Kevin raised his gun.
And fired.
CHAPTER 12
A week later, after a complicated series of supply runs and waiting for the rain to bestow them with a necessary supply of water, the first part of the wall was up. Situated behind the three houses on the ground that separated the farm from the yards, it stood an astounding fifteen feet tall and looked exactly the way Jamie had initially envisioned it—sloped toward the ground and capped with an impressive display of miniaturized stakes which stood like sentinels to guard their eternal wasteland.
Standing at the foot of the wall and trying desperately not to breathe in the concrete dust, Dakota watched as Jamie nailed the final corner in place.
He did it. He really fuckin’ did it.
“Hey!” Jamie called down, waving the hammer in his hand. “Look at it!”
“It looks awesome!” Dakota laughed. “I can’t believe it worked.”
“‘Course it did! Why wouldn’t it?”
“I don’t know,” Dakota chuckled, smiling as Ja
mie descended the ladder. “What about the other walls?”
“All they need is concrete and they’ll be done too.”

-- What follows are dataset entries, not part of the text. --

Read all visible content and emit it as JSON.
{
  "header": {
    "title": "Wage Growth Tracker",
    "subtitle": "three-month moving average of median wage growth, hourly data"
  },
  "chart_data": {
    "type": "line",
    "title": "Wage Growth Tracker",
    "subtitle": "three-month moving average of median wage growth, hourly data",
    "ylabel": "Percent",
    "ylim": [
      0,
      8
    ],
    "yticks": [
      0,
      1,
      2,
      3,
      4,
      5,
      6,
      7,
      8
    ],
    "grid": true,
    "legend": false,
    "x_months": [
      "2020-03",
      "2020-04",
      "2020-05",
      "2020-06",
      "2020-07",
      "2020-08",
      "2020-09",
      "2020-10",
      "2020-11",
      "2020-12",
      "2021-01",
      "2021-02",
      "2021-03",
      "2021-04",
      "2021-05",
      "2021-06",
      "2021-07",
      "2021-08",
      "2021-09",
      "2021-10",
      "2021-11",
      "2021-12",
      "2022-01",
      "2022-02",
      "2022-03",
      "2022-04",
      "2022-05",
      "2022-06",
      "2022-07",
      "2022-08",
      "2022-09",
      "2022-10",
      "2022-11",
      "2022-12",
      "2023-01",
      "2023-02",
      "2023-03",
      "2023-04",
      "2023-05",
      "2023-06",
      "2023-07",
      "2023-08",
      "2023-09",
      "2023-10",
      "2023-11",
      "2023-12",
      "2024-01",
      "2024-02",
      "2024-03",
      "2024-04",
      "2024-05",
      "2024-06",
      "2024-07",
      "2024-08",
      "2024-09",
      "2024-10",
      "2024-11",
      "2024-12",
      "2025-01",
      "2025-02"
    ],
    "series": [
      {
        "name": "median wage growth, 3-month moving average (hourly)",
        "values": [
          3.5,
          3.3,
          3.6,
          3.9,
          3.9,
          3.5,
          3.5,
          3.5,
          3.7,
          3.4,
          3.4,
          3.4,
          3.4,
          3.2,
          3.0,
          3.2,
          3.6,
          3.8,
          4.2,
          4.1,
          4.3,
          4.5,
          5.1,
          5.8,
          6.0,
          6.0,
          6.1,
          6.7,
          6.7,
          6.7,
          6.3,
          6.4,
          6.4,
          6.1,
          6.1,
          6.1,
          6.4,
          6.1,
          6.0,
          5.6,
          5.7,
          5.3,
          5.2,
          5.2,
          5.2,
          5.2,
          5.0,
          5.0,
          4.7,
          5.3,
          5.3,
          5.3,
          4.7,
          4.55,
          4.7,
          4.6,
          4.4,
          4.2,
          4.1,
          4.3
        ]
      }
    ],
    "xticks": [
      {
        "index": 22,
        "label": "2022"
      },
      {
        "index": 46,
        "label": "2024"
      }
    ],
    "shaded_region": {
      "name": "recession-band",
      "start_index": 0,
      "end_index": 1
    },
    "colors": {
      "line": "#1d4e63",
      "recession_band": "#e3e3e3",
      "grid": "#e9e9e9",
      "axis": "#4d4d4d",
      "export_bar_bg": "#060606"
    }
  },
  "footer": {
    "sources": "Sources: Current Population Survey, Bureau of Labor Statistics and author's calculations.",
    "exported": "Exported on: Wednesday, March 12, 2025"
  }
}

“How much longer will it take?”
“We could probably be done today if we’re lucky,” Jamie said. He slipped the hammer into his tool belt and ran a hand through his sweaty hair, turning his head to look toward where Steve and Ian continued to mix concrete. “I just wish we had some kind of pulley system. It sucks having to do it by hand.”
“Is there anything I can do to help?” Dakota offered.

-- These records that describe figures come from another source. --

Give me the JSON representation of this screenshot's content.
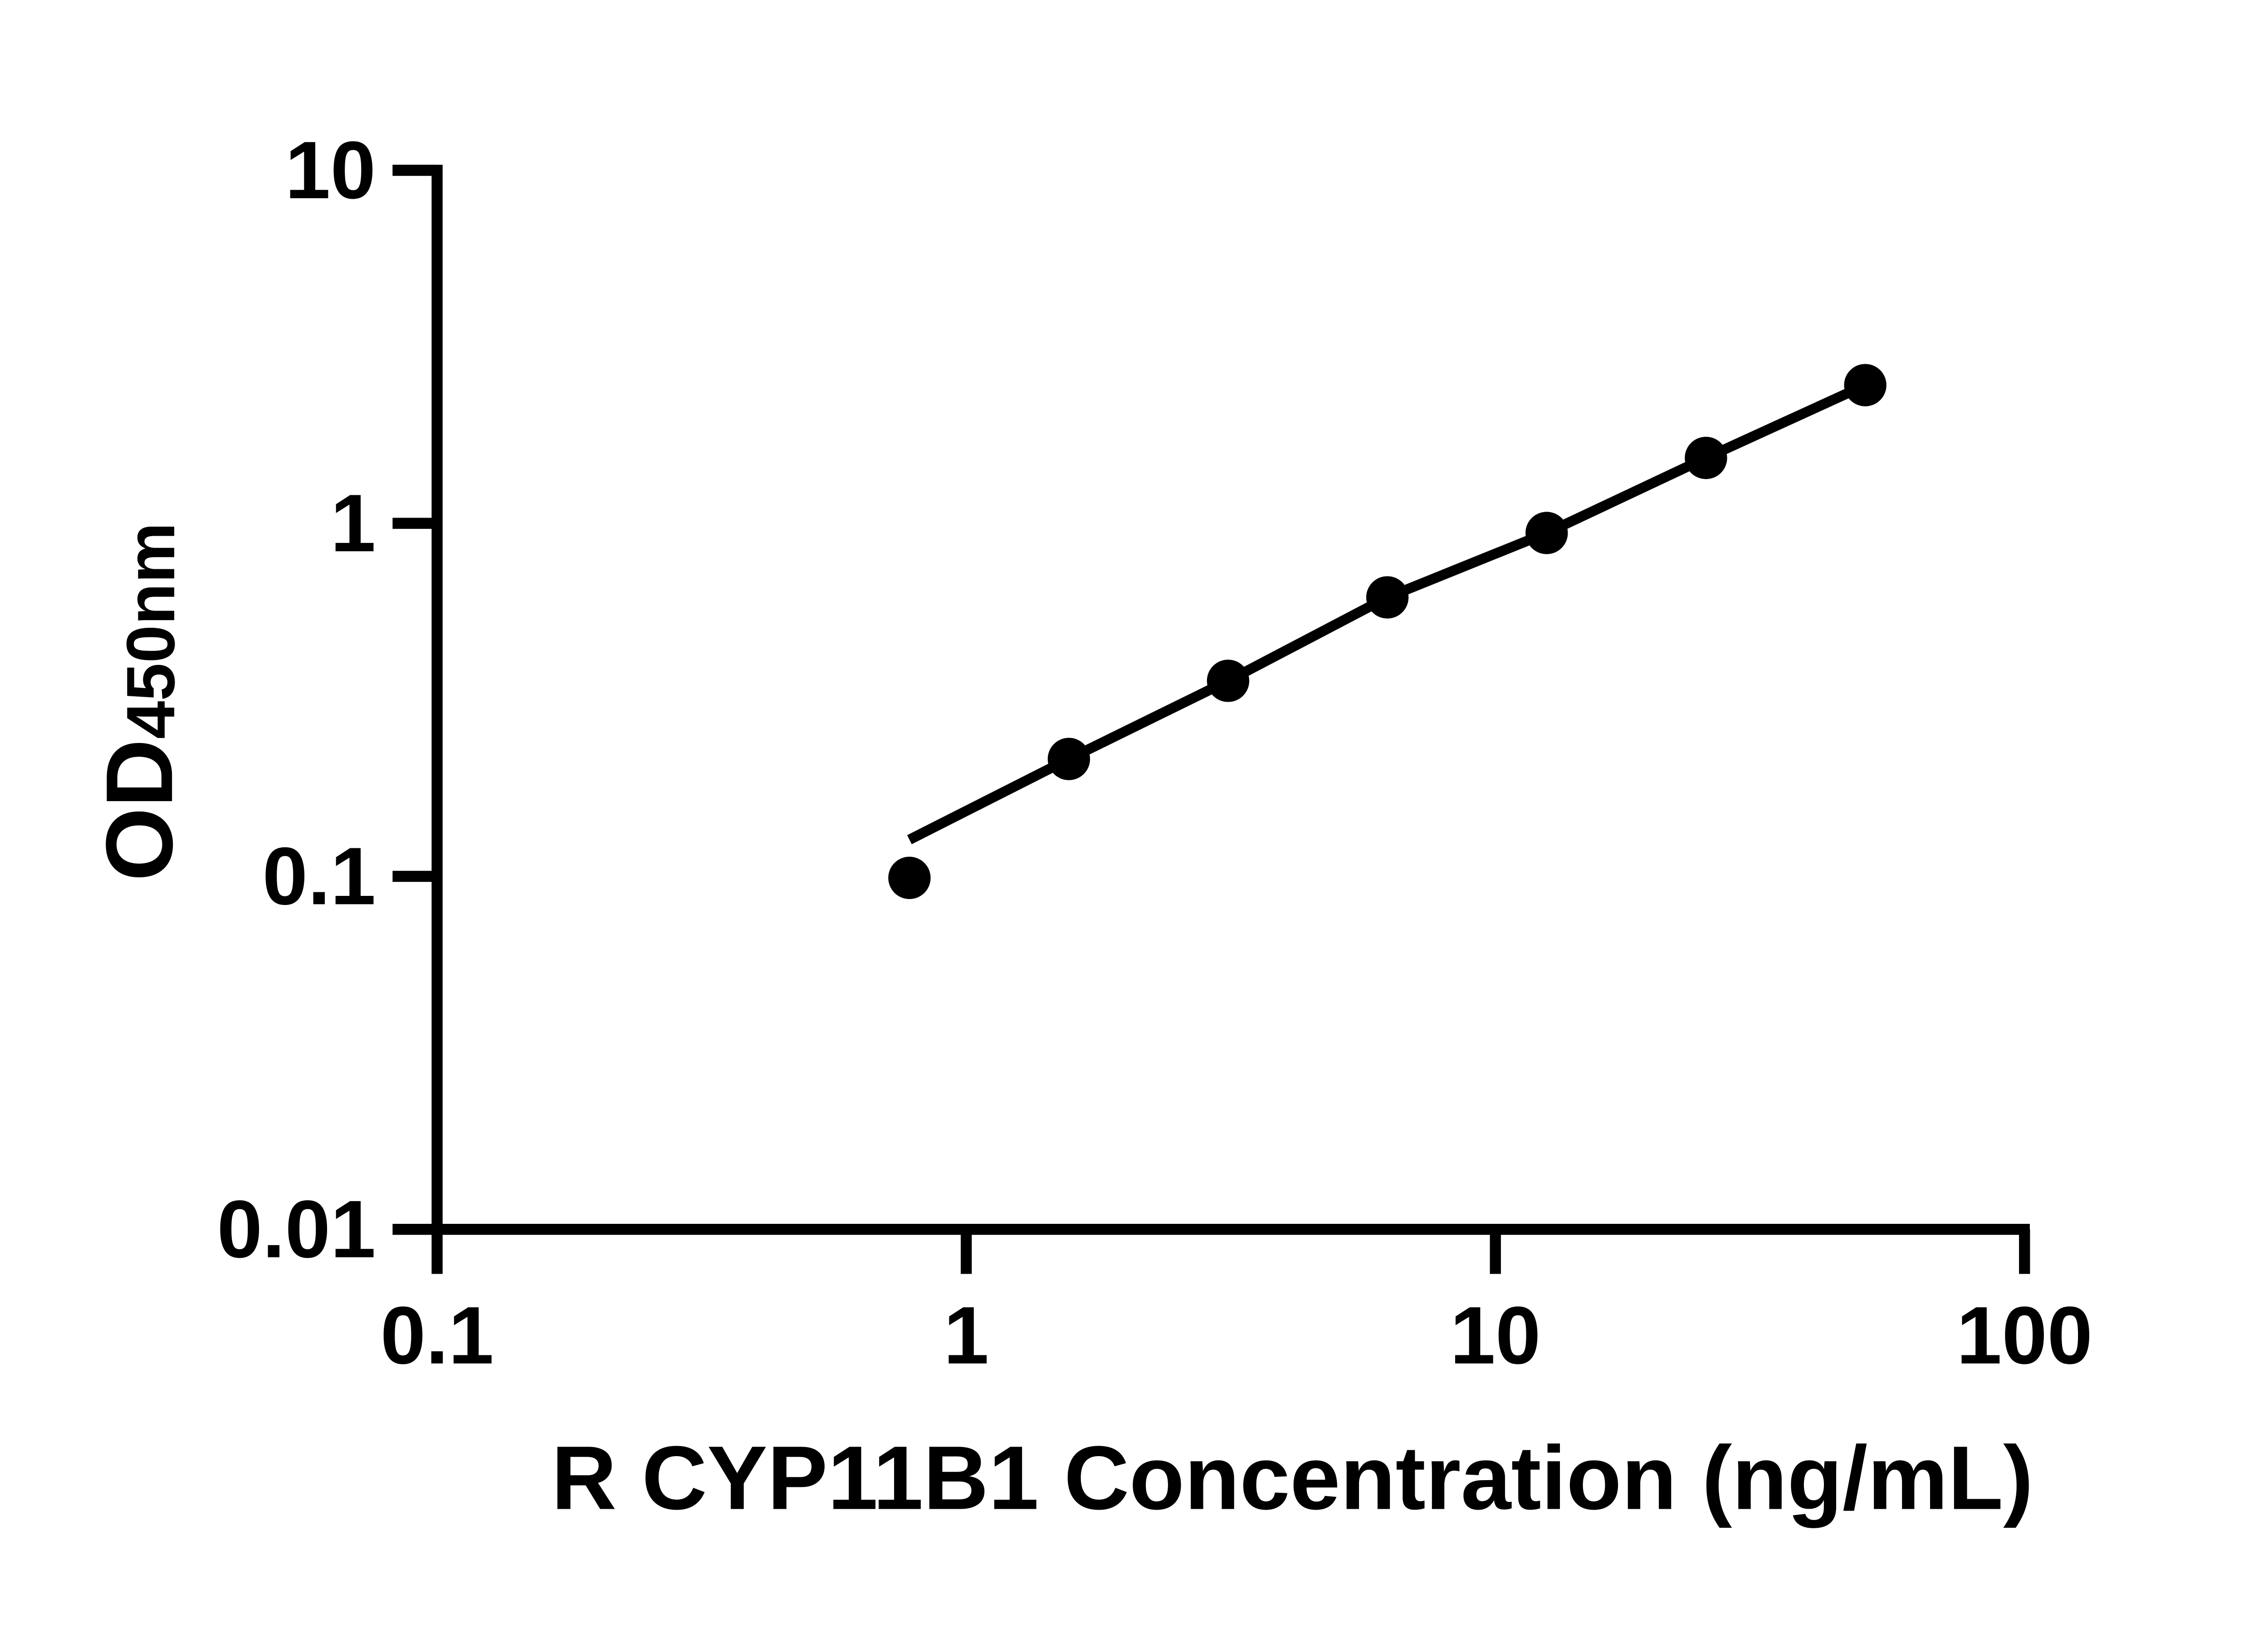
{
  "figure": {
    "background": "#ffffff",
    "ink": "#000000"
  },
  "chart_data": {
    "type": "scatter",
    "title": "",
    "xlabel": "R CYP11B1 Concentration (ng/mL)",
    "ylabel_main": "OD",
    "ylabel_sub": "450nm",
    "x_scale": "log",
    "y_scale": "log",
    "xlim": [
      0.1,
      100
    ],
    "ylim": [
      0.01,
      10
    ],
    "grid": false,
    "legend": false,
    "x_ticks": {
      "values": [
        0.1,
        1,
        10,
        100
      ],
      "labels": [
        "0.1",
        "1",
        "10",
        "100"
      ]
    },
    "y_ticks": {
      "values": [
        10,
        1,
        0.1,
        0.01
      ],
      "labels": [
        "10",
        "1",
        "0.1",
        "0.01"
      ]
    },
    "series": [
      {
        "name": "standard-points",
        "type": "scatter",
        "marker": "filled-circle",
        "color": "#000000",
        "x": [
          0.781,
          1.563,
          3.125,
          6.25,
          12.5,
          25,
          50
        ],
        "y": [
          0.099,
          0.215,
          0.358,
          0.617,
          0.939,
          1.532,
          2.463
        ]
      },
      {
        "name": "fit-line",
        "type": "line",
        "color": "#000000",
        "x": [
          0.781,
          1.563,
          3.125,
          6.25,
          12.5,
          25,
          50
        ],
        "y": [
          0.127,
          0.215,
          0.358,
          0.617,
          0.939,
          1.532,
          2.463
        ]
      }
    ]
  }
}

“Not particularly. I mean, if we had more than one ladder, sure, you could help pour the shit. Right now though, there’s not much anyone can do. I’ve already got Steve and Ian mixing and passing the stuff up to me. Nothing much anyone can do other than watch.”
“Yeah,” Dakota sighed. “I know.”
“Can you do me a favor, if you don’t mind? Get me a bottle of water and check on Erik. I think he’s getting another headache.”
“Again?”
Jamie sighed. “It fucking sucks, especially since he can’t really treat himself in the state he’s in.”
“I’ll check on him,” Dakota nodded, pressing a hand against Jamie’s upper arm. “Don’t overwork yourself, ‘k? Let Steve and Ian pour the stuff if they offer.”
“I will,” Jamie said.
Inside, Dakota poured some pretzels into a small bowl, retrieved a bottle of water from one of the lower cupboards and rummaged through the medicine cabinet until he found the migraine medicine. Once sure he had everything Erik could possibly need, he made his way out into the living room, then down the hall, toward Jamie’s old room where Erik was now staying.
At the door, Dakota knocked, leaned forward, then asked, “Erik? You awake?”
The bedspring creaked and Erik mumbled something under his breath. A brief moment later the door opened to reveal Erik, naked, save for his boxer shorts and a look of complete misery.
“Hey,” Dakota smiled, hoping to push past the initial discomfort of Erik’s appearance. “How are you feeling?”
“I still feel like shit,” Erik said.